Unlike the results reported by Mamidanna et al., we failed to detect a significant difference between the rates of technical complication after MIE or OE, although more patients in the MIE group required secondary intervention because of technical problems.2 MIE is a modification of OE, intended to diminish surgical trauma. There is no way for MIE to decrease technical complications related to esophagectomy and associated lymph node dissection and reconstruction of the gastrointestinal tract, such as anastomotic leakage, RLNP, and chylothorax. On the contrary, the risk of increased technical problems when applying a new procedure is not uncommon, even in high volume centers where surgeons are experienced in the technique of OE. In the current study, the rate of anastomosis leakage in the MIE group was 23.7%, significantly higher than in the OE group (12%, P < 0.05). Similar findings have been reported in previous studies, and were contributed to the adverse impact on submucosal blood supply of the stomach, caused by forceps grasping during laparoscopic maneuver.7–9 We did not find a decrease in the rate of leakage between the two time periods. Lin et al. reported their retrospective experience of MIE and suggested that the learning curve of MIE required at least 40 cases.10 All patients in the later period received total thoracoscopic laparoscopic esophagectomy versus hybrid procedures in the early phase of the study, either TE with laparotomy or open thoracotomy with laparoscopy. Our data showed no significant difference between the two groups regarding RLNP (8.5% vs. 6.0%, P > 0.05). Nonetheless, when lymphadenectomy at superior mediastinum was performed via thoracoscopy, the rate of RLNP (TE + TLE, 11.1%) was significantly higher than in the thoracotomy group (LE +OE, 4.7%, P < 0.05), as has been reported in previous studies.6,8 However, all RLNP in the thoracoscopic group occurred in the earlier time period of our series (16.7%), with no further RLNP in the later period. No chylothorax occurred in any of our patients.
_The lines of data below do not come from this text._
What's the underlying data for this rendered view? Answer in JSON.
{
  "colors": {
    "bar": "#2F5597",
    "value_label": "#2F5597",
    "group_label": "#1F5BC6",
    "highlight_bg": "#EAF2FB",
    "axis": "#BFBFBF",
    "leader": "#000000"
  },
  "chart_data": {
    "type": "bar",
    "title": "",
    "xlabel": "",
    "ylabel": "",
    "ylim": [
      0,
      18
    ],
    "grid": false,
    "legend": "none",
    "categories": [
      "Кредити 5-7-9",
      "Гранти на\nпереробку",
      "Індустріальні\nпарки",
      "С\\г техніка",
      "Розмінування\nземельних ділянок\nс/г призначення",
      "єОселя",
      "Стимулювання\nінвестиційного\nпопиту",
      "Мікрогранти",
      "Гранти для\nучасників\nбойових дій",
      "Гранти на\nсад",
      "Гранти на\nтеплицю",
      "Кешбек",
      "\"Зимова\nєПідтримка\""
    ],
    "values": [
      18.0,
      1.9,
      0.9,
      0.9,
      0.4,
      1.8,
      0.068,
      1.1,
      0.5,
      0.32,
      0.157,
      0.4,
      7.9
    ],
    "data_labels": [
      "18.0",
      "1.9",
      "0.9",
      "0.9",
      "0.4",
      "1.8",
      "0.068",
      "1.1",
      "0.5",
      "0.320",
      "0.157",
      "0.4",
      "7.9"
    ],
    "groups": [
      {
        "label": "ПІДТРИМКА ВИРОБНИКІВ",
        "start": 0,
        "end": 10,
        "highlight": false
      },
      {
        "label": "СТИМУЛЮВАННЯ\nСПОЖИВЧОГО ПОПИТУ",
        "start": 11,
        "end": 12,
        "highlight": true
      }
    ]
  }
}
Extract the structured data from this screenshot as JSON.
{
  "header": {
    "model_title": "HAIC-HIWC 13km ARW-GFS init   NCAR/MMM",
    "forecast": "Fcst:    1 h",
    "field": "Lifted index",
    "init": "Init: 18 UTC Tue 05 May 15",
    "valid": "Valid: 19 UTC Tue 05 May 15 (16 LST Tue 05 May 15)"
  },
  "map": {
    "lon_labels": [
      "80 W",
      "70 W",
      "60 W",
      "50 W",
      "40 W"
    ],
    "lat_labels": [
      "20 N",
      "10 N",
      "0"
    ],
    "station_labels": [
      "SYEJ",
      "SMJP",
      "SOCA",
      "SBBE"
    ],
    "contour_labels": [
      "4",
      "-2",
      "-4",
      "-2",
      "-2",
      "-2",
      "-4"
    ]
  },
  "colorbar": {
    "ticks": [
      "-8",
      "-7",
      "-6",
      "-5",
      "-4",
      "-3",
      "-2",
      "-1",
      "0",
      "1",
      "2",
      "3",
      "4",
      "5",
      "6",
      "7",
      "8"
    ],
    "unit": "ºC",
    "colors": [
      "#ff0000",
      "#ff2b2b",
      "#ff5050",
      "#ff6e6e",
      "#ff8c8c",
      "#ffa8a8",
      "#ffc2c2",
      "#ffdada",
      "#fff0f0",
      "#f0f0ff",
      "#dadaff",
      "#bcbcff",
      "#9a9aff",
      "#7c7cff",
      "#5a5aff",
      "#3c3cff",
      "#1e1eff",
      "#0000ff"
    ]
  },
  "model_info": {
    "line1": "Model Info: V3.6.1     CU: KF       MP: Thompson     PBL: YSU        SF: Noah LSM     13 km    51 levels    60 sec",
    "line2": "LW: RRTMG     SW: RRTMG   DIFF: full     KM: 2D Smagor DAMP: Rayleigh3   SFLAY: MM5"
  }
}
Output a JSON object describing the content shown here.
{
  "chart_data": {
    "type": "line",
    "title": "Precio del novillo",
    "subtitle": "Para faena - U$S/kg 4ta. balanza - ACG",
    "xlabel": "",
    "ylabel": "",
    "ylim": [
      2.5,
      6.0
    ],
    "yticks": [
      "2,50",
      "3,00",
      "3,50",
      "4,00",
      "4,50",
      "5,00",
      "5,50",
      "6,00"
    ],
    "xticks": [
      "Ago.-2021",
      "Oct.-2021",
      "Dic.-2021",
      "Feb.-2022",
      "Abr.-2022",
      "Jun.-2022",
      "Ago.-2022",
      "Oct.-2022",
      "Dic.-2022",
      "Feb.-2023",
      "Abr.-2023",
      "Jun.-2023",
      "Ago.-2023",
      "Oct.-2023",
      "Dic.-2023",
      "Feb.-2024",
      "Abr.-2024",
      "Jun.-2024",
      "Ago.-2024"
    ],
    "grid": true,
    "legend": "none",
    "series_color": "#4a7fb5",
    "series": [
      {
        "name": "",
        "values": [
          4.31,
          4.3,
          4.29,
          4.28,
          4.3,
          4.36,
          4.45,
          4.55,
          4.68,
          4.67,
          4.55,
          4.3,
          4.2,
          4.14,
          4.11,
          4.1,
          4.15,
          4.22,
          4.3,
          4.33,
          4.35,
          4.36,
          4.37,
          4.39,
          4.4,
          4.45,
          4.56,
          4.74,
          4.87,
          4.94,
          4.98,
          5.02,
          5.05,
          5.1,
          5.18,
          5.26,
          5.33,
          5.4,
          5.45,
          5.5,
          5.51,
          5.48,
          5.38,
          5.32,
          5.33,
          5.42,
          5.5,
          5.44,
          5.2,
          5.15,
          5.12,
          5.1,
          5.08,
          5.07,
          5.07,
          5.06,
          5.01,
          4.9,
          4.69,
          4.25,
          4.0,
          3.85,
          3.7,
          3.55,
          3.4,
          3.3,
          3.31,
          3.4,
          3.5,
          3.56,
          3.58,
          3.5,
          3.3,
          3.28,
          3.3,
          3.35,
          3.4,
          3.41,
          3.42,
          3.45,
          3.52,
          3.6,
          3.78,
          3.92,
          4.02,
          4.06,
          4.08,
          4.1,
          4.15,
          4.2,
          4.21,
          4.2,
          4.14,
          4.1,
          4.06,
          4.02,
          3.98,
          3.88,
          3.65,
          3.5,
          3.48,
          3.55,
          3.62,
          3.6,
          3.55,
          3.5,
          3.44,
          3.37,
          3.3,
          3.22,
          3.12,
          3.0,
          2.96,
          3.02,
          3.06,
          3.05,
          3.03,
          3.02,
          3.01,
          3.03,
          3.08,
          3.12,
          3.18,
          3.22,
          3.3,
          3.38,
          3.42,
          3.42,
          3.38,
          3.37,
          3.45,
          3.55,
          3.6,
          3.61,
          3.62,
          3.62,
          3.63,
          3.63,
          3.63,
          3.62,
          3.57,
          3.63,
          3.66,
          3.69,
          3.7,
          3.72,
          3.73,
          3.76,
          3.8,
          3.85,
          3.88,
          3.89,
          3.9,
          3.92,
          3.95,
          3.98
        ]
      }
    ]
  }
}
The thoracic duct was exposed during surgery and carefully examined at the end of thoracic maneuvers in both MIE and OE. The magnifying effect of thoracoscopy provided better exposure and identification of the thoracic duct in the case of MIE. Therefore, the incidence of chylothorax in our study was lower than previously reported.6
Conclusion
In conclusion, our initial experience shows that MIE is safe and feasible for early stage esophageal cancers. It helps to reduce the risk of functional complication, especially cardiopulmonary morbidities associated with this extensive procedure. However, the learning curve of MIE is comparatively long and it is less likely for MIE to decrease technical problems associated with lymph node dissection and reconstruction of the digestive tract, even in experienced hands. Consequently, further attention should be paid to prevent technical problems, especially the risk of anastomotic leakage and recurrent laryngeal nerve injury, in order for minimally invasive techniques to fully benefit patients with esophageal cancer.
Disclosure
No authors report any conflict of interest.